Our present study had several limitations. First, the study included only a small number of cases. However, the results were statistically significant despite the low statistical power. Second, the oral suspension group included patients whose frequency of posaconazole administration was adjusted after TDM during the study period. In these cases, the PPC measurements attained after changing dose strategies were excluded from analysis, potentially introducing selection bias.

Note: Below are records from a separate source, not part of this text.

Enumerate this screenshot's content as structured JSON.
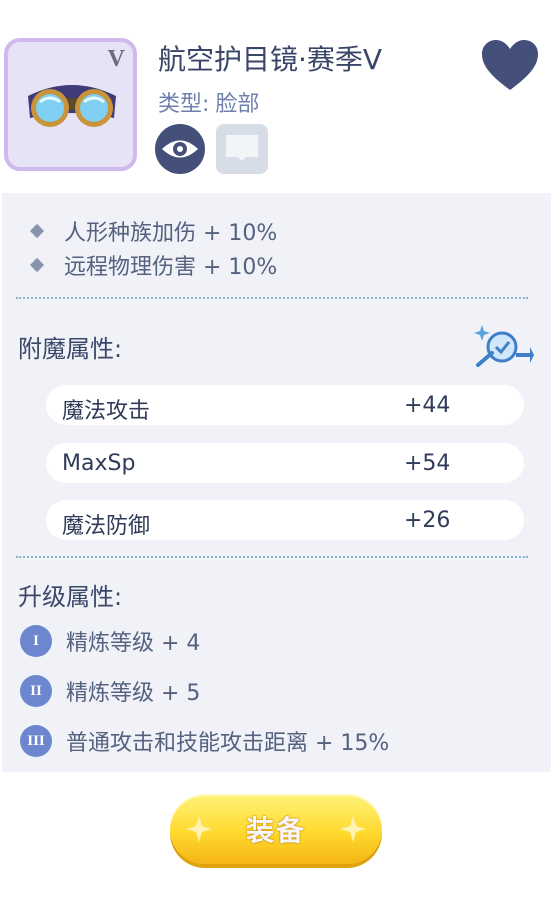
{
  "item": {
    "name": "航空护目镜·赛季V",
    "rank_mark": "V",
    "type_label": "类型:",
    "type_value": "脸部"
  },
  "base_attributes": [
    "人形种族加伤 + 10%",
    "远程物理伤害 + 10%"
  ],
  "enchant": {
    "title": "附魔属性:",
    "rows": [
      {
        "name": "魔法攻击",
        "value": "+44"
      },
      {
        "name": "MaxSp",
        "value": "+54"
      },
      {
        "name": "魔法防御",
        "value": "+26"
      }
    ]
  },
  "upgrade": {
    "title": "升级属性:",
    "rows": [
      {
        "badge": "I",
        "text": "精炼等级 + 4"
      },
      {
        "badge": "II",
        "text": "精炼等级 + 5"
      },
      {
        "badge": "III",
        "text": "普通攻击和技能攻击距离 + 15%"
      }
    ]
  },
  "equip_button_label": "装备",
  "icons": [
    "goggles-icon",
    "eye-icon",
    "tray-icon",
    "heart-icon",
    "magic-wand-icon",
    "sparkle-icon"
  ],
  "colors": {
    "accent_blue": "#44507a",
    "panel_bg": "#f0f2f8",
    "frame_purple": "#cfb9ee",
    "button_yellow": "#ffd92e",
    "badge_blue": "#6d87cf"
  }
}
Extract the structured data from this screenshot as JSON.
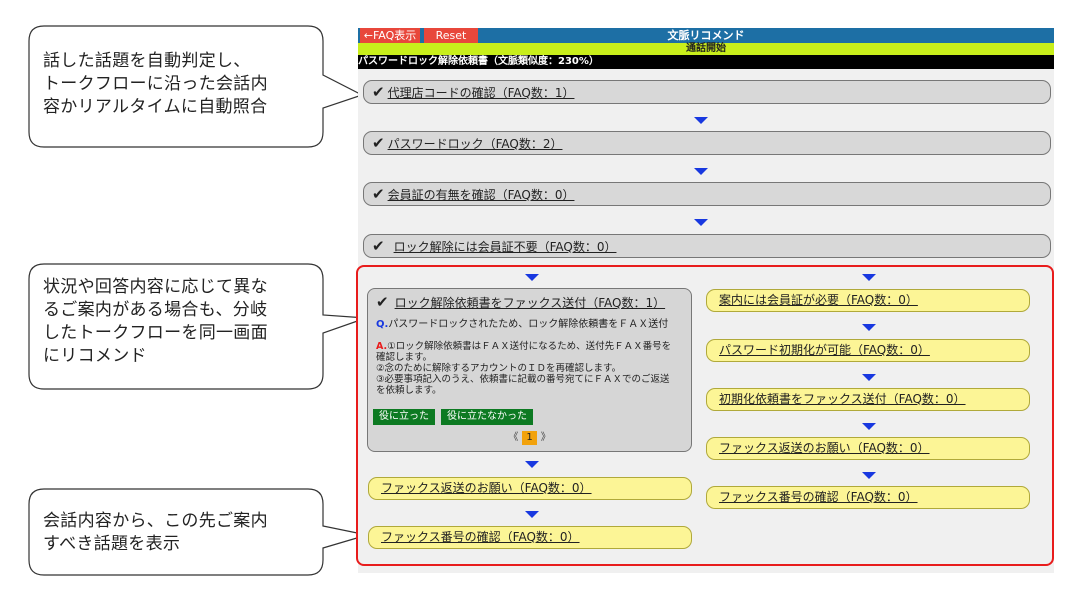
{
  "callouts": {
    "one": [
      "話した話題を自動判定し、",
      "トークフローに沿った会話内",
      "容かリアルタイムに自動照合"
    ],
    "two": [
      "状況や回答内容に応じて異な",
      "るご案内がある場合も、分岐",
      "したトークフローを同一画面",
      "にリコメンド"
    ],
    "three": [
      "会話内容から、この先ご案内",
      "すべき話題を表示"
    ]
  },
  "app": {
    "faq_button": "←FAQ表示",
    "reset_button": "Reset",
    "title": "文脈リコメンド",
    "status": "通話開始",
    "document": "パスワードロック解除依頼書（文脈類似度：230%）"
  },
  "flow": [
    {
      "check": "✔",
      "label": "代理店コードの確認（FAQ数：1）"
    },
    {
      "check": "✔",
      "label": "パスワードロック（FAQ数：2）"
    },
    {
      "check": "✔",
      "label": "会員証の有無を確認（FAQ数：0）"
    },
    {
      "check": "✔",
      "label": "ロック解除には会員証不要（FAQ数：0）"
    }
  ],
  "detail": {
    "check": "✔",
    "label": "ロック解除依頼書をファックス送付（FAQ数：1）",
    "q_mark": "Q.",
    "question": "パスワードロックされたため、ロック解除依頼書をＦＡＸ送付",
    "a_mark": "A.",
    "answer": [
      "①ロック解除依頼書はＦＡＸ送付になるため、送付先ＦＡＸ番号を",
      "確認します。",
      "②念のために解除するアカウントのＩＤを再確認します。",
      "③必要事項記入のうえ、依頼書に記載の番号宛てにＦＡＸでのご返送",
      "を依頼します。"
    ],
    "helpful": "役に立った",
    "not_helpful": "役に立たなかった",
    "pager_prev": "《",
    "pager_page": "1",
    "pager_next": "》"
  },
  "left_branch": [
    "ファックス返送のお願い（FAQ数：0）",
    "ファックス番号の確認（FAQ数：0）"
  ],
  "right_branch": [
    "案内には会員証が必要（FAQ数：0）",
    "パスワード初期化が可能（FAQ数：0）",
    "初期化依頼書をファックス送付（FAQ数：0）",
    "ファックス返送のお願い（FAQ数：0）",
    "ファックス番号の確認（FAQ数：0）"
  ],
  "colors": {
    "topbar": "#1d6fa5",
    "button_red": "#e8473b",
    "status_green": "#c8ee1b",
    "arrow_blue": "#1838e0",
    "branch_border": "#e81c1c",
    "pill_yellow": "#fcf596",
    "feedback_green": "#0d7a22",
    "pager_orange": "#f2a20c"
  }
}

However, the excluded cases showed low PPC in the oral suspension group and, thus, the bias would not affect our conclusion that the posaconazole tablet was better than the oral suspension. Finally, patients in each group were enrolled in different periods. Despite these limitations, our present findings are important, as this is the first prospective study to analyze the posaconazole tablet in a Korean population.

In conclusion, among our population of Korean patients with hematologic malignancies, we found that the tablet group attained optimal PPC earlier and in more patients compared to the oral suspension group, without an increase of adverse events. The more consistent bioavailability of the posaconazole tablet demonstrated in the present study supports the possibility that routine TDM may not be necessary in patients taking the posaconazole tablet. Our findings suggest that the posaconazole tablet should be the preferred posaconazole formulation among patients with hematologic malignancy in Korea.